FX-322 Challenges Recap:
- We don't know how effective it really is. Awaiting data from phase 2a that shows high efficacy in the treated region. This is still the big question. Good early results given the fact that they only used a small dose, but currently nothing that really confirms it's pure gold. Hopefully phase 2a shows close to maximum efficacy in the treated region (close to all missing and damaged hair cells repaired, as in full restoration for those particular frequencies). September will tell us what we want to know. Tinnitus Talk will be at the edge of their seats when they present their results, including tinnitus efficacy. Hopefully it reduces high pitched tinnitus as well.
- The current solution does not get far into the cochlea. 8kHz is still the base of the cochlea. Higher doses will hopefully get to the projected target of 3.5kHz. To get all the way to the apex Frequency Therapeutics needs to develop a better hydrogel, which means new trials to validate the new solution again (FX-322 2.0). Hopefully the higher dose already makes a big difference.
- It requires supporting cells, so if they are completely missing in some areas this may be a blocking factor to regenerate hair cells in that particular area. I'm wondering if it wouldn't be better to first cover this by injecting a supporting cell duplicator to repair the epithelium. Perhaps it's not a big concern and FX-322 may even be capable of overcoming this issue. Would be a good question to ask them though.

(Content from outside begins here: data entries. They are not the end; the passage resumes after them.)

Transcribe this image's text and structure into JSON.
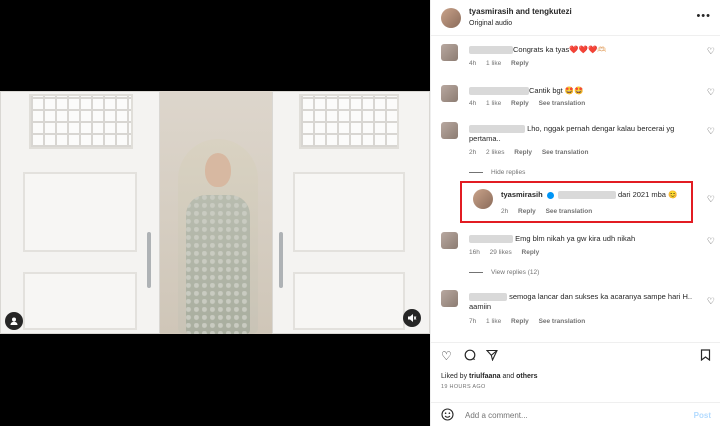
{
  "header": {
    "username": "tyasmirasih and tengkutezi",
    "audio": "Original audio"
  },
  "comments": [
    {
      "text": "Congrats ka tyas❤️❤️❤️🫶🏻",
      "time": "4h",
      "likes": "1 like",
      "reply": "Reply",
      "see_translation": ""
    },
    {
      "text": "Cantik bgt 🤩🤩",
      "time": "4h",
      "likes": "1 like",
      "reply": "Reply",
      "see_translation": "See translation"
    },
    {
      "text": "Lho, nggak pernah dengar kalau bercerai yg pertama..",
      "time": "2h",
      "likes": "2 likes",
      "reply": "Reply",
      "see_translation": "See translation"
    },
    {
      "text": "Emg blm nikah ya gw kira udh nikah",
      "time": "16h",
      "likes": "29 likes",
      "reply": "Reply",
      "see_translation": ""
    },
    {
      "text": "semoga lancar dan sukses ka acaranya sampe hari H.. aamiin",
      "time": "7h",
      "likes": "1 like",
      "reply": "Reply",
      "see_translation": "See translation"
    }
  ],
  "hide_replies": "Hide replies",
  "reply_highlight": {
    "username": "tyasmirasih",
    "text": "dari 2021 mba 😊",
    "time": "2h",
    "reply": "Reply",
    "see_translation": "See translation"
  },
  "view_replies": "View replies (12)",
  "liked_by": {
    "prefix": "Liked by ",
    "user": "triulfaana",
    "and": " and ",
    "others": "others"
  },
  "time_ago": "19 HOURS AGO",
  "add_comment": {
    "placeholder": "Add a comment...",
    "post": "Post"
  },
  "icons": [
    "heart-icon",
    "comment-icon",
    "share-icon",
    "bookmark-icon",
    "emoji-icon",
    "more-icon",
    "user-icon",
    "mute-icon"
  ],
  "colors": {
    "highlight": "#e21c23",
    "muted": "#737373",
    "post": "#b3dbff",
    "verified": "#0095f6"
  }
}
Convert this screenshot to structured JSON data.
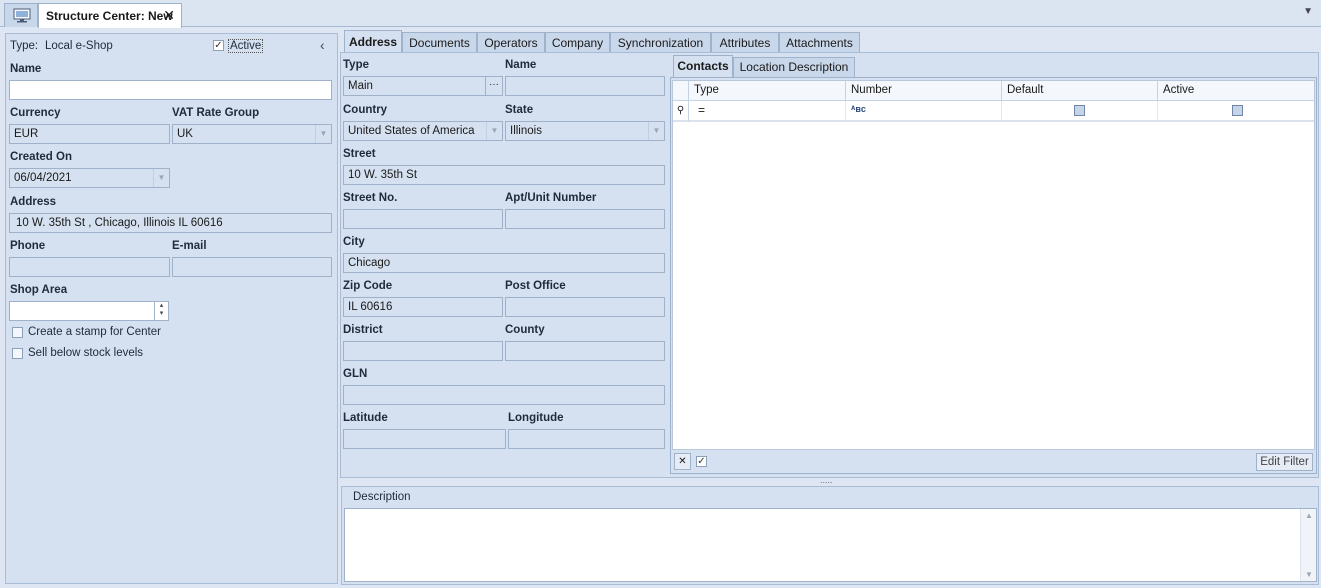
{
  "window": {
    "tab_title": "Structure Center: New",
    "close_glyph": "✕",
    "menu_arrow": "▼"
  },
  "left": {
    "type_label": "Type:",
    "type_value": "Local e-Shop",
    "active_label": "Active",
    "active_checked": true,
    "collapse_glyph": "‹",
    "name_label": "Name",
    "name_value": "",
    "currency_label": "Currency",
    "currency_value": "EUR",
    "vat_label": "VAT Rate Group",
    "vat_value": "UK",
    "created_label": "Created On",
    "created_value": "06/04/2021",
    "address_label": "Address",
    "address_value": "10 W. 35th St , Chicago, Illinois IL 60616",
    "phone_label": "Phone",
    "phone_value": "",
    "email_label": "E-mail",
    "email_value": "",
    "shop_area_label": "Shop Area",
    "shop_area_value": "",
    "stamp_label": "Create a stamp for Center",
    "sell_below_label": "Sell below stock levels"
  },
  "tabs": [
    "Address",
    "Documents",
    "Operators",
    "Company",
    "Synchronization",
    "Attributes",
    "Attachments"
  ],
  "address": {
    "type_label": "Type",
    "type_value": "Main",
    "ellipsis": "···",
    "name_label": "Name",
    "name_value": "",
    "country_label": "Country",
    "country_value": "United States of America",
    "state_label": "State",
    "state_value": "Illinois",
    "street_label": "Street",
    "street_value": "10 W. 35th St",
    "street_no_label": "Street No.",
    "street_no_value": "",
    "apt_label": "Apt/Unit Number",
    "apt_value": "",
    "city_label": "City",
    "city_value": "Chicago",
    "zip_label": "Zip Code",
    "zip_value": "IL 60616",
    "post_office_label": "Post Office",
    "post_office_value": "",
    "district_label": "District",
    "district_value": "",
    "county_label": "County",
    "county_value": "",
    "gln_label": "GLN",
    "gln_value": "",
    "latitude_label": "Latitude",
    "latitude_value": "",
    "longitude_label": "Longitude",
    "longitude_value": ""
  },
  "contacts": {
    "tabs": [
      "Contacts",
      "Location Description"
    ],
    "columns": [
      "Type",
      "Number",
      "Default",
      "Active"
    ],
    "filter_row": {
      "pin_glyph": "⚲",
      "type_filter": "=",
      "number_filter": "ᴬʙᴄ"
    },
    "footer": {
      "clear_glyph": "✕",
      "check_glyph": "✓",
      "edit_filter": "Edit Filter"
    },
    "splitter_glyph": "....."
  },
  "description": {
    "label": "Description",
    "value": "",
    "scroll_up": "▲",
    "scroll_down": "▼"
  },
  "colors": {
    "panel_bg": "#d5e1f0",
    "border": "#a9bcd6",
    "active_tab": "#d5e1f0"
  }
}
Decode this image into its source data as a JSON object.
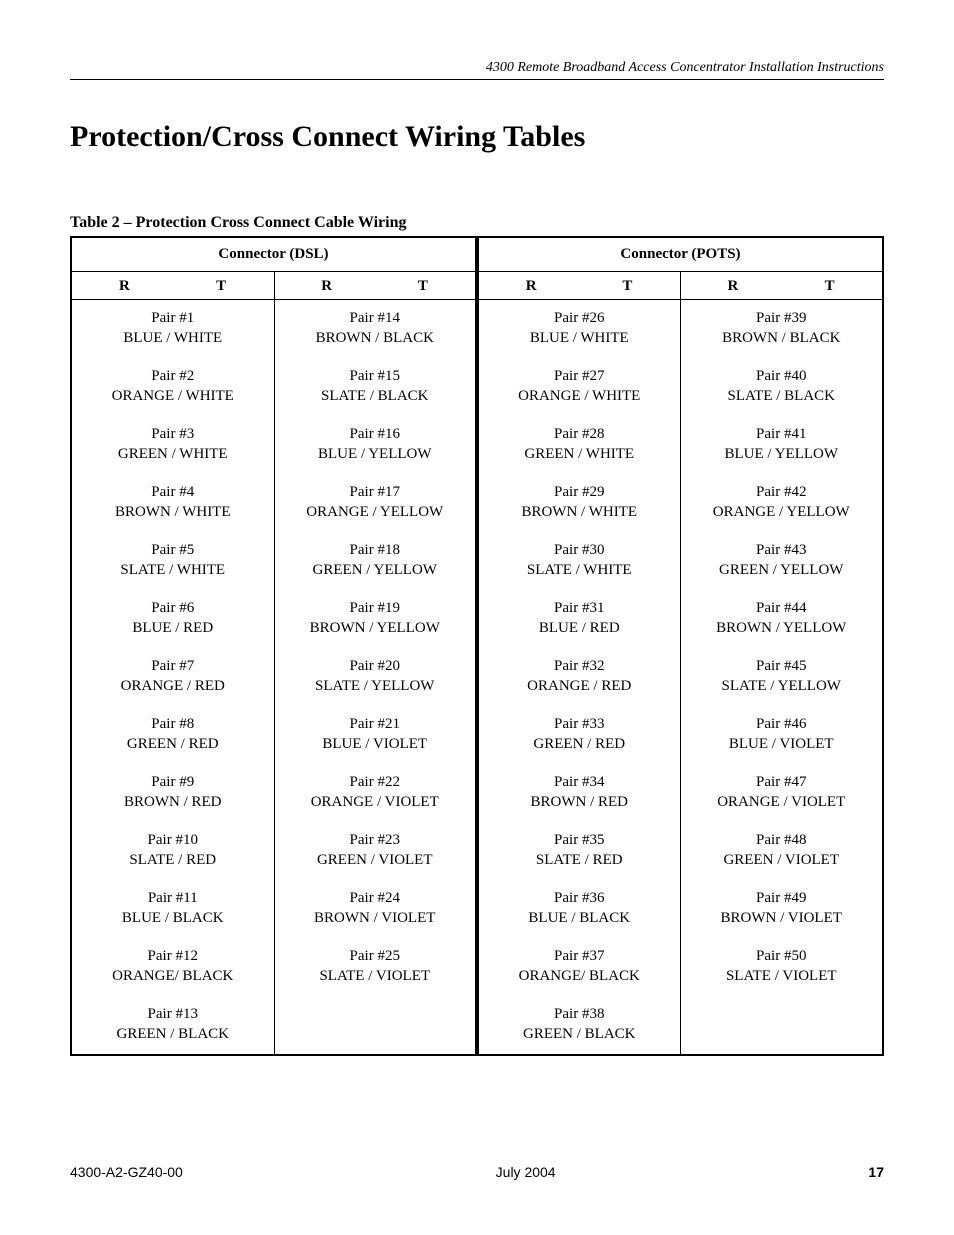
{
  "header": {
    "running": "4300 Remote Broadband Access Concentrator  Installation Instructions"
  },
  "title": "Protection/Cross Connect Wiring Tables",
  "caption": {
    "lead": "Table 2",
    "dash": "–",
    "rest": "Protection Cross Connect Cable Wiring"
  },
  "thead": {
    "dsl": "Connector (DSL)",
    "pots": "Connector (POTS)",
    "r": "R",
    "t": "T"
  },
  "rows": [
    {
      "c1p": "Pair #1",
      "c1c": "BLUE / WHITE",
      "c2p": "Pair #14",
      "c2c": "BROWN / BLACK",
      "c3p": "Pair #26",
      "c3c": "BLUE / WHITE",
      "c4p": "Pair #39",
      "c4c": "BROWN / BLACK"
    },
    {
      "c1p": "Pair #2",
      "c1c": "ORANGE / WHITE",
      "c2p": "Pair #15",
      "c2c": "SLATE / BLACK",
      "c3p": "Pair #27",
      "c3c": "ORANGE / WHITE",
      "c4p": "Pair #40",
      "c4c": "SLATE / BLACK"
    },
    {
      "c1p": "Pair #3",
      "c1c": "GREEN / WHITE",
      "c2p": "Pair #16",
      "c2c": "BLUE / YELLOW",
      "c3p": "Pair #28",
      "c3c": "GREEN / WHITE",
      "c4p": "Pair #41",
      "c4c": "BLUE / YELLOW"
    },
    {
      "c1p": "Pair #4",
      "c1c": "BROWN / WHITE",
      "c2p": "Pair #17",
      "c2c": "ORANGE / YELLOW",
      "c3p": "Pair #29",
      "c3c": "BROWN / WHITE",
      "c4p": "Pair #42",
      "c4c": "ORANGE / YELLOW"
    },
    {
      "c1p": "Pair #5",
      "c1c": "SLATE / WHITE",
      "c2p": "Pair #18",
      "c2c": "GREEN / YELLOW",
      "c3p": "Pair #30",
      "c3c": "SLATE / WHITE",
      "c4p": "Pair #43",
      "c4c": "GREEN / YELLOW"
    },
    {
      "c1p": "Pair #6",
      "c1c": "BLUE / RED",
      "c2p": "Pair #19",
      "c2c": "BROWN / YELLOW",
      "c3p": "Pair #31",
      "c3c": "BLUE / RED",
      "c4p": "Pair #44",
      "c4c": "BROWN / YELLOW"
    },
    {
      "c1p": "Pair #7",
      "c1c": "ORANGE / RED",
      "c2p": "Pair #20",
      "c2c": "SLATE / YELLOW",
      "c3p": "Pair #32",
      "c3c": "ORANGE / RED",
      "c4p": "Pair #45",
      "c4c": "SLATE / YELLOW"
    },
    {
      "c1p": "Pair #8",
      "c1c": "GREEN / RED",
      "c2p": "Pair #21",
      "c2c": "BLUE / VIOLET",
      "c3p": "Pair #33",
      "c3c": "GREEN / RED",
      "c4p": "Pair #46",
      "c4c": "BLUE / VIOLET"
    },
    {
      "c1p": "Pair #9",
      "c1c": "BROWN / RED",
      "c2p": "Pair #22",
      "c2c": "ORANGE / VIOLET",
      "c3p": "Pair #34",
      "c3c": "BROWN / RED",
      "c4p": "Pair #47",
      "c4c": "ORANGE / VIOLET"
    },
    {
      "c1p": "Pair #10",
      "c1c": "SLATE / RED",
      "c2p": "Pair #23",
      "c2c": "GREEN / VIOLET",
      "c3p": "Pair #35",
      "c3c": "SLATE / RED",
      "c4p": "Pair #48",
      "c4c": "GREEN / VIOLET"
    },
    {
      "c1p": "Pair #11",
      "c1c": "BLUE / BLACK",
      "c2p": "Pair #24",
      "c2c": "BROWN / VIOLET",
      "c3p": "Pair #36",
      "c3c": "BLUE / BLACK",
      "c4p": "Pair #49",
      "c4c": "BROWN / VIOLET"
    },
    {
      "c1p": "Pair #12",
      "c1c": "ORANGE/ BLACK",
      "c2p": "Pair #25",
      "c2c": "SLATE / VIOLET",
      "c3p": "Pair #37",
      "c3c": "ORANGE/ BLACK",
      "c4p": "Pair #50",
      "c4c": "SLATE / VIOLET"
    },
    {
      "c1p": "Pair #13",
      "c1c": "GREEN / BLACK",
      "c2p": "",
      "c2c": "",
      "c3p": "Pair #38",
      "c3c": "GREEN / BLACK",
      "c4p": "",
      "c4c": ""
    }
  ],
  "footer": {
    "left": "4300-A2-GZ40-00",
    "center": "July 2004",
    "right": "17"
  }
}
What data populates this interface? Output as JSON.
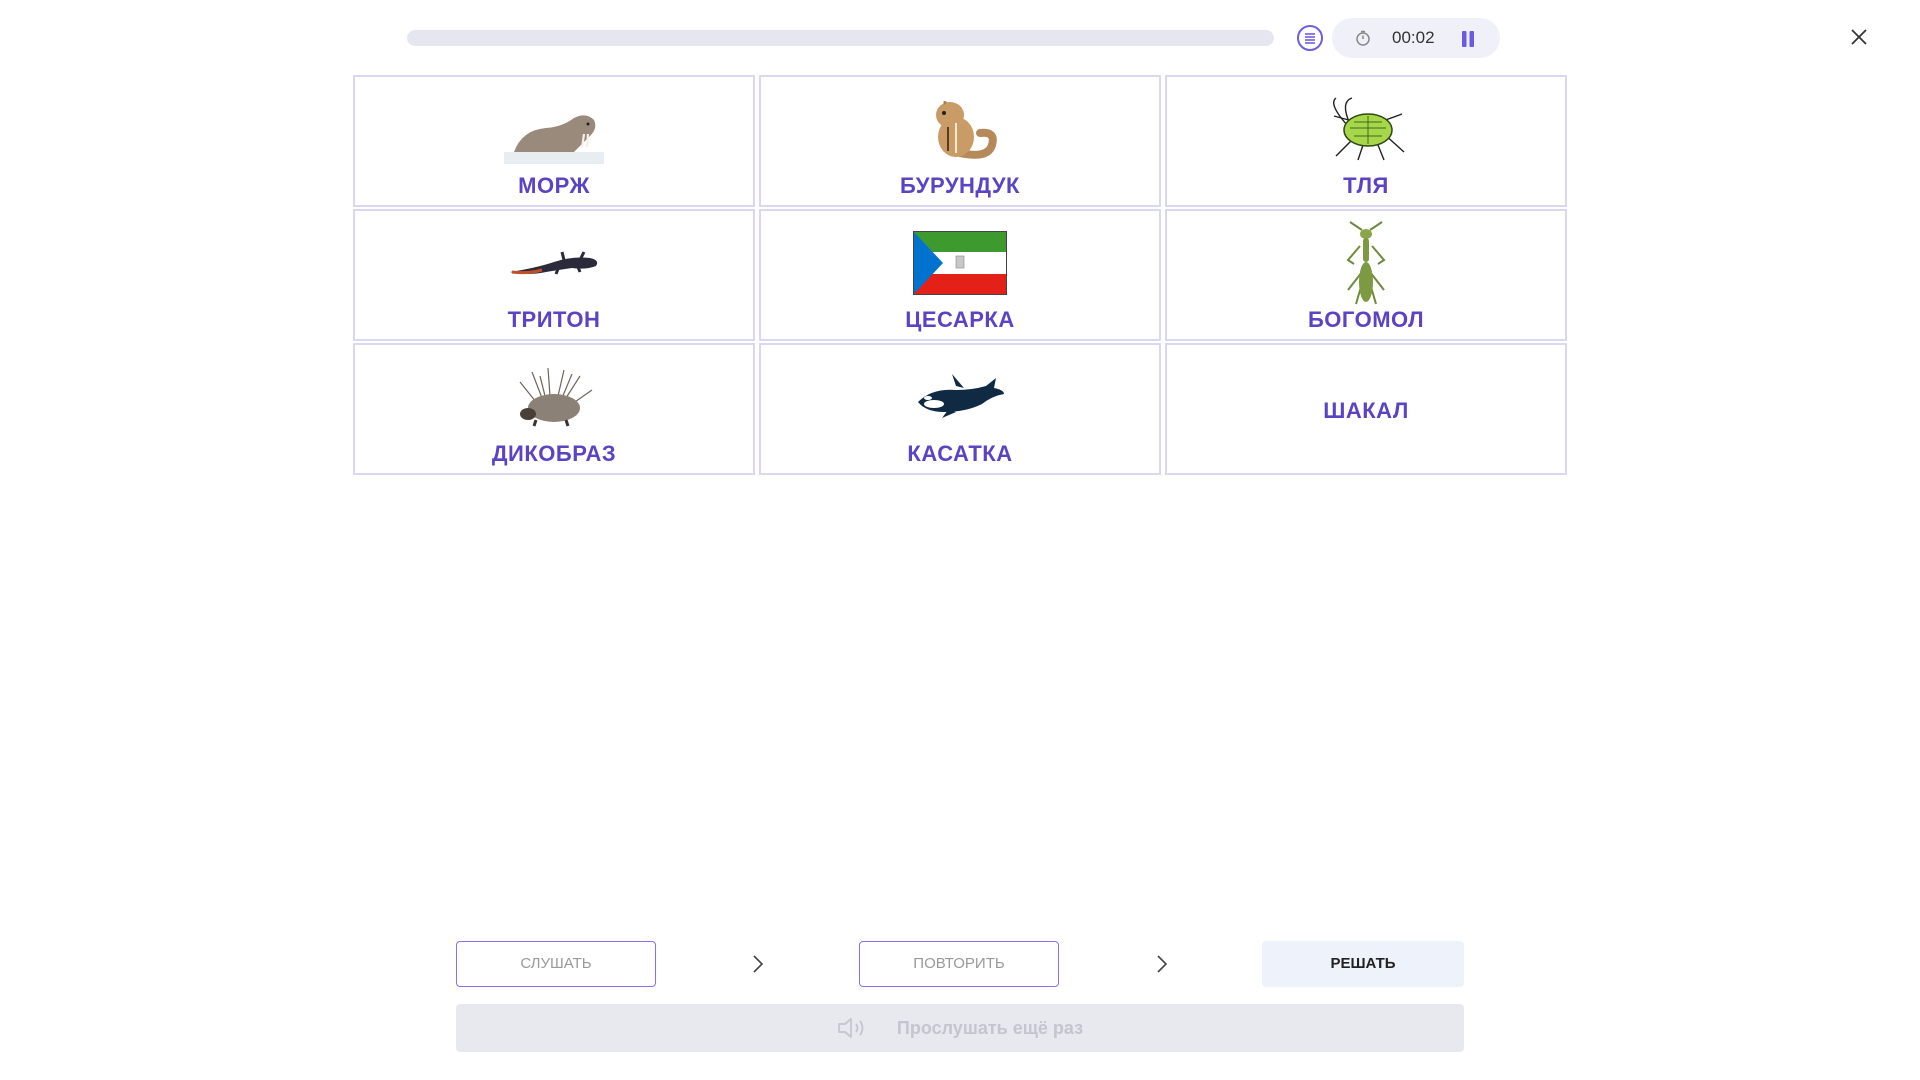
{
  "header": {
    "progress": 0,
    "timer": "00:02",
    "icons": {
      "list": "list-icon",
      "stopwatch": "stopwatch-icon",
      "pause": "pause-icon",
      "close": "close-icon"
    }
  },
  "cards": [
    {
      "label": "МОРЖ",
      "image": "walrus"
    },
    {
      "label": "БУРУНДУК",
      "image": "chipmunk"
    },
    {
      "label": "ТЛЯ",
      "image": "aphid"
    },
    {
      "label": "ТРИТОН",
      "image": "newt"
    },
    {
      "label": "ЦЕСАРКА",
      "image": "equatorial-guinea-flag"
    },
    {
      "label": "БОГОМОЛ",
      "image": "mantis"
    },
    {
      "label": "ДИКОБРАЗ",
      "image": "porcupine"
    },
    {
      "label": "КАСАТКА",
      "image": "orca"
    },
    {
      "label": "ШАКАЛ",
      "image": ""
    }
  ],
  "footer": {
    "listen": "СЛУШАТЬ",
    "repeat": "ПОВТОРИТЬ",
    "solve": "РЕШАТЬ",
    "replay": "Прослушать ещё раз"
  },
  "colors": {
    "accent": "#5a44c4",
    "card_border": "#d9d7f2",
    "button_border": "#8d6ef0"
  }
}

Just want to add that <3500Hz is still well within the speech range. No way they would just stop with the first formulation.

 

[mrbrightside614]

I can't find anything regarding support cell loss in response to acoustic trauma (save for Avian test subjects) but since they lack sensory input I would think they're more likely depleted in ototoxic cases. I'll look into this more later today.

 

[brokensoul]

Just want to add that <3500Hz is still well within the speech range. No way they would just stop with the first formulation.

I expect them to be competitive enough to want the jackpot and the hiring information you posted proves that they are looking for a better "carrier/transporter" for their small molecules that can actually reach all the way down to the apex. It's a matter of time.